Tesla serait-il fâché avec les chiffres pour démontrer les bien-fondés de sa conduite autonome ?
Pour contourner les lenteurs de Bruxelles et faire homologuer son système de conduite autonome (FSD) en Europe, Tesla a dégainé un argument de choc : son dispositif serait dix fois plus sûr que la conduite humaine. Une promesse spectaculaire qui a déjà séduit les Pays-Bas, mais une promesse exagérée, selon une enquête de Reuters.

Benjamin Disraeli était un homme politique anglais plutôt visionnaire. Dès le XIXe siècle, il déclarait qu’ « il y a trois sortes de mensonges : les mensonges, les gros mensonges et les statistiques. » 130 ans plus tard, Tesla a visiblement opté pour la troisième option concernant son FSD qui a obtenu un premier feu vert aux Pays-Bas pour son système de « full self-driving ».
Mais une enquête de Reuters révèle que les statistiques brandies devant les régulateurs européens reposent sur des comparaisons biaisées qui gonflent artificiellement les gains de sécurité attribués à cette techno.
32 000 vies épargnées ? Vraiment ?
C’est du moins la thèse que défend l’agence dans une grosse enquête au cours de laquelle elle s’est penchée sur les données que la marque d’Elon Musk a livrées à l’UE, et notamment aux autorités suédoises et néerlandaises pour faire homologuer la dernière version de son Autopilot.
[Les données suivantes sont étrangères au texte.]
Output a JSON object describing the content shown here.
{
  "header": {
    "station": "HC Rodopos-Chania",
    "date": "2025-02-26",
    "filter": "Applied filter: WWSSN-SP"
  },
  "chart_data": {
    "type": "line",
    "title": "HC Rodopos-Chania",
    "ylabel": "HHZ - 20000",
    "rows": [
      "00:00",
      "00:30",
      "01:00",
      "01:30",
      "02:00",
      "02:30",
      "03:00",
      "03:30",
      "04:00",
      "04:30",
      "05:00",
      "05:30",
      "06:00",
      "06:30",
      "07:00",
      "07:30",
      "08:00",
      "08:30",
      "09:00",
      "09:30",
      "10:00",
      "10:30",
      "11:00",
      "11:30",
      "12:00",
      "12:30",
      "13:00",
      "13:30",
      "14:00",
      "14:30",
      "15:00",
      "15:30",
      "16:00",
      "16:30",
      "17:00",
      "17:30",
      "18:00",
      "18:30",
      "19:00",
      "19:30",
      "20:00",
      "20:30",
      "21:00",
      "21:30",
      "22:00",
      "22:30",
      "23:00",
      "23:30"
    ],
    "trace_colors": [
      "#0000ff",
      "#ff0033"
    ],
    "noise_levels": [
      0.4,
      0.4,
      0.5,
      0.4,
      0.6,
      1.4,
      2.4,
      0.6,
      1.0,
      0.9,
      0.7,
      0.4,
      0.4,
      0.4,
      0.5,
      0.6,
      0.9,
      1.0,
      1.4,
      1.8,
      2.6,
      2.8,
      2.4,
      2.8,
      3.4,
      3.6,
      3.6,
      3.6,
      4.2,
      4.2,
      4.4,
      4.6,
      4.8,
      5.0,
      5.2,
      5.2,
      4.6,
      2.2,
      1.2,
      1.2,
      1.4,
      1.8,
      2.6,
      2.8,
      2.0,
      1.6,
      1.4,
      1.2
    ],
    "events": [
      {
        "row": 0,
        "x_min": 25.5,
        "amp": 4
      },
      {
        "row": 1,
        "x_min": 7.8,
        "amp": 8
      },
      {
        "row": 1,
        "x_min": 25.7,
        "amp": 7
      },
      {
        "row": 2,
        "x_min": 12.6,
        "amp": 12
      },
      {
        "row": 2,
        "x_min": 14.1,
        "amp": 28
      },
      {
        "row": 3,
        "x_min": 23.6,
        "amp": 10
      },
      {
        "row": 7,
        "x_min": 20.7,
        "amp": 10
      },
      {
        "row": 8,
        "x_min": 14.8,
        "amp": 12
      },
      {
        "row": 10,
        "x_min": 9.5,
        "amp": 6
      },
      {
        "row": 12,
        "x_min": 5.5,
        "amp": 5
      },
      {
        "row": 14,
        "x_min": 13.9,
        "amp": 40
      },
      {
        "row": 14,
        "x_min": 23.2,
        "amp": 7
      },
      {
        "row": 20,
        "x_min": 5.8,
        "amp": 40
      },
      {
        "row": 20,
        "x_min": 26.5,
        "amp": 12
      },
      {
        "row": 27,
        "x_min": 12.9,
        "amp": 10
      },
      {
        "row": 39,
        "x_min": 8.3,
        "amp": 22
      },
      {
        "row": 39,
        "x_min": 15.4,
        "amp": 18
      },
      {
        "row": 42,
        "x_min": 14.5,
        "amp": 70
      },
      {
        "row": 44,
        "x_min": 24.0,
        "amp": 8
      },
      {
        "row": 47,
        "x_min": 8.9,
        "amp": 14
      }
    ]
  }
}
Une manœuvre plutôt réussie puisque le système est exploitable par les clients des Pays-Bas de la marque depuis le mois d’avril, après son agrément aux US ou il est déjà largement répandu.
Pourquoi au pays des tulipes ? Car en observant les lenteurs (et les réticences) de Bruxelles pour faire homologuer son FSD dans toute l’Union, Tesla a décidé de s’attaquer aux différents pays membres, et a commencé par la Hollande.
Ce qui a convaincu les autorités c’est le gain apporté en matière de sécurité routière et notamment l’argument choc des Américains expliquant que le système est jusqu’à 10 fois plus sûr que la conduite humaine. La marque affirme même qu’une Tesla qui utilise le FSD devrait parcourir plus de sept fois la distance d’un conducteur américain moyen avant d’avoir un accident. Résultat : l’Autopliot pourrait potentiellement sauver 32 000 vies et éviter 1,9 million de blessés s’il était généralisé. De quoi faire chuter l’accidentologie à des niveaux jamais vus.
Pour démontrer ses propos, Tesla a aligné des chiffres et, c’est dans ses tableaux, toujours selon Reuters, que ça coince. Le constructeur a bien compilé les accidents que ses autos équipées du système autonome. Sauf qu’il n’aurait retenu que les plus graves, du moins ceux qui ont amené les airbags à se déclencher.
Puis il a comparé ces données légèrement biaisées avec les statistiques fédérales américaines incluant tous les accidents de tous les véhicules de toutes les marques, et en prenant en compte tous les crashs, même ceux qui n’ont pas déclenché l’ouverture de coussins.
Un progrès réel mais moins impressionnant qu’annoncé ?
En outre, Tesla compare des autos récentes (les siennes) avec la totalité du parc américain, pas toujours de première jeunesse, et donc plus accidentogène.
Pour autant, même en ayant reçu les conclusions de l’enquête Reuters, les autorités néerlandaises n’ont pas suspendu leur agrément à la marque, et la Suède, qui étudie elle aussi la possibilité de donner son autorisation n’a pas rebroussé chemin.
Car même si les soupçons de triche sont avérés, même si Tesla a été attrapé les doigts dans la confiture et si les vies épargnées étaient inférieures à 32 000, rien dans l’enquête ne démontre que le FSD n’apporte pas un réel progrès à la sécurité routière. Même s’il est quelque peu moins impressionnant que ce que les statistiques de la marque affirment.